Roughly every other Friday, in one of the Agriculture Center’s indoor or outdoor arenas, or pens, Phelan hands a half-dozen naturally skittish horses over to trainer Suzanne Berger and a class of five or six participants for private, confidential sessions over the course of three days.
The abiding philosophy of the program is this: The horses that have been saved and the humans looking for relief have more in common than you may imagine.
Take Tina, who ran two races in her career and finished last both times. After her offspring were equally unsuccessful racing, “she kind of got lost along the way,” Phelan says, and was ultimately saved by a former owner who learned she was bound for slaughter in Mexico.
“They were going to be decommissioned,” says Marc Junkerman, a police lieutenant, Army veteran, and graduate of the WarHorse program, putting the horses’ often near-death post-racing condition in end-of-duty military terms. “They weren’t going to stud.”
THE MEETING BETWEEN HORSE AND HUMAN IS DESIGNED TO BUILD TRUST ON BOTH SIDES.
When Junkerman went through the program two years ago, he was dealing with a separation from his wife, caregiving for his father who was going through cancer, stresses from work, and was in a bad place, just like the horses once were.
The meeting between horse and human is designed to build trust on both sides. It might start with the horse running wild around the pen—and a few new realizations.
“You’re locked in a pen with a 1,200-pound thoroughbred,” Junkerman says. “I didn’t realize they were that freaking big in real life and run that fast for real.”

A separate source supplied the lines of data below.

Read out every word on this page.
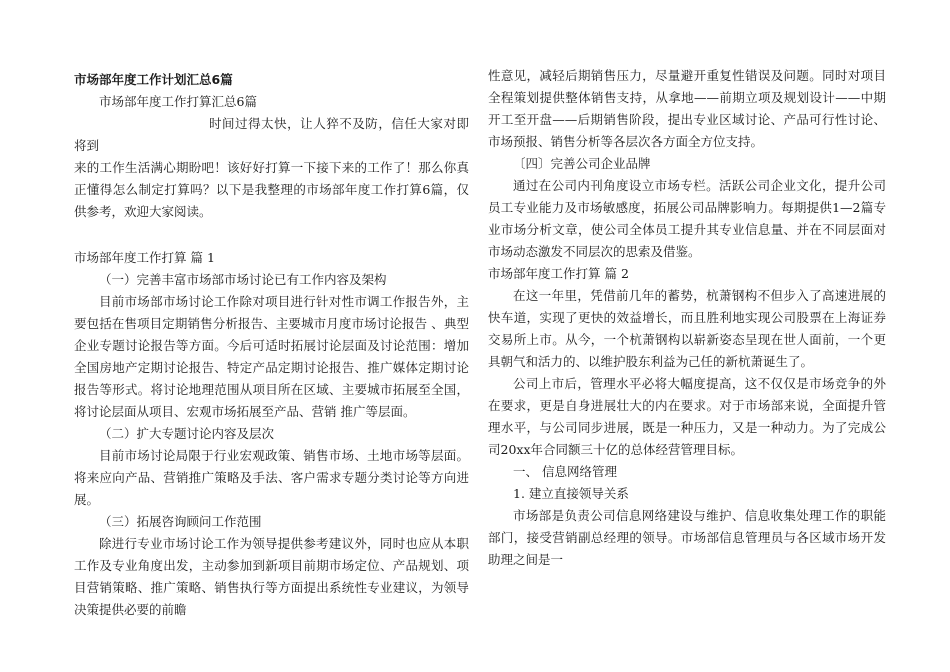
市场部年度工作计划汇总6篇

市场部年度工作打算汇总6篇

时间过得太快，让人猝不及防，信任大家对即将到

来的工作生活满心期盼吧！该好好打算一下接下来的工作了！那么你真正懂得怎么制定打算吗？以下是我整理的市场部年度工作打算6篇，仅供参考，欢迎大家阅读。

市场部年度工作打算 篇 1

（一）完善丰富市场部市场讨论已有工作内容及架构

目前市场部市场讨论工作除对项目进行针对性市调工作报告外，主要包括在售项目定期销售分析报告、主要城市月度市场讨论报告 、典型企业专题讨论报告等方面。今后可适时拓展讨论层面及讨论范围：增加全国房地产定期讨论报告、特定产品定期讨论报告、推广媒体定期讨论报告等形式。将讨论地理范围从项目所在区域、主要城市拓展至全国，将讨论层面从项目、宏观市场拓展至产品、营销 推广等层面。

（二）扩大专题讨论内容及层次

目前市场讨论局限于行业宏观政策、销售市场、土地市场等层面。将来应向产品、营销推广策略及手法、客户需求专题分类讨论等方向进展。

（三）拓展咨询顾问工作范围

除进行专业市场讨论工作为领导提供参考建议外，同时也应从本职工作及专业角度出发，主动参加到新项目前期市场定位、产品规划、项目营销策略、推广策略、销售执行等方面提出系统性专业建议，为领导决策提供必要的前瞻

性意见，减轻后期销售压力，尽量避开重复性错误及问题。同时对项目全程策划提供整体销售支持，从拿地——前期立项及规划设计——中期开工至开盘——后期销售阶段，提出专业区域讨论、产品可行性讨论、市场预报、销售分析等各层次各方面全方位支持。

〔四〕完善公司企业品牌

通过在公司内刊角度设立市场专栏。活跃公司企业文化，提升公司员工专业能力及市场敏感度，拓展公司品牌影响力。每期提供1—2篇专业市场分析文章，使公司全体员工提升其专业信息量、并在不同层面对市场动态激发不同层次的思索及借鉴。

市场部年度工作打算 篇 2

在这一年里，凭借前几年的蓄势，杭萧钢构不但步入了高速进展的快车道，实现了更快的效益增长，而且胜利地实现公司股票在上海证券交易所上市。从今，一个杭萧钢构以崭新姿态呈现在世人面前，一个更具朝气和活力的、以维护股东利益为己任的新杭萧诞生了。

公司上市后，管理水平必将大幅度提高，这不仅仅是市场竞争的外在要求，更是自身进展壮大的内在要求。对于市场部来说，全面提升管理水平，与公司同步进展，既是一种压力，又是一种动力。为了完成公司20xx年合同额三十亿的总体经营管理目标。

一、 信息网络管理

1. 建立直接领导关系

市场部是负责公司信息网络建设与维护、信息收集处理工作的职能部门，接受营销副总经理的领导。市场部信息管理员与各区域市场开发助理之间是一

The session ideally commences with an especially cathartic moment, a horseman’s handshake: a gentle nuzzle from the big animal. In some cases, it culminates with a participant guiding the horses through a series of tight, reinless figure-eight walks.
Those things only happen if the horse trusts you, if you let it see you and its surroundings long enough to get comfortable, a formidable challenge. A horse is a prey animal, explains Porter, that sees two different sets of images out of each of its eyes, meaning its brain is on extra alert for predators. That’s something that veterans, also on high alert from the battlefield, know all too well and can struggle letting go of in civilian life.
“It’s a forgiveness thing,” says Porter, “that the predator—the veterans, so to speak—can gain the trust of the prey, and that allows them to release some of the trauma they have.”
Junkerman, who now volunteers for the WarHorse program, recalls his experience while sitting on a set of metal bleachers that overlook an outdoor equestrian pen. He says of the property, “This is everything community is supposed to be, where everybody can be themselves and enjoy,” adding that a few licks from a former racehorse named Dun, Dun, Dun—on loan from nearby Sagamore Farm—changed his life.
“I felt something on my hands,” he says, “and I’m like, ‘Are those horse’s lips?’ And at that point, you bond, and you don’t see or hear anything else. It’s therapeutic.”
It’s not an atypical story. “I’ve seen people come here who were suicidal and leave changed,” says Phelan, who describes some veterans leaving in tears.
As he speaks, the big rescued horses behind him, Tina and Doc, and the two smaller ponies, are slowly walking back to the center of the field, suddenly uninterested in us.
It turns out, Jim didn’t have food, and neither did we. And it’s getting close to Molly’s nap time, which means we need to leave this sanctuary behind for now.
But we promise to come back soon, to which Jim says, “Please, anytime.”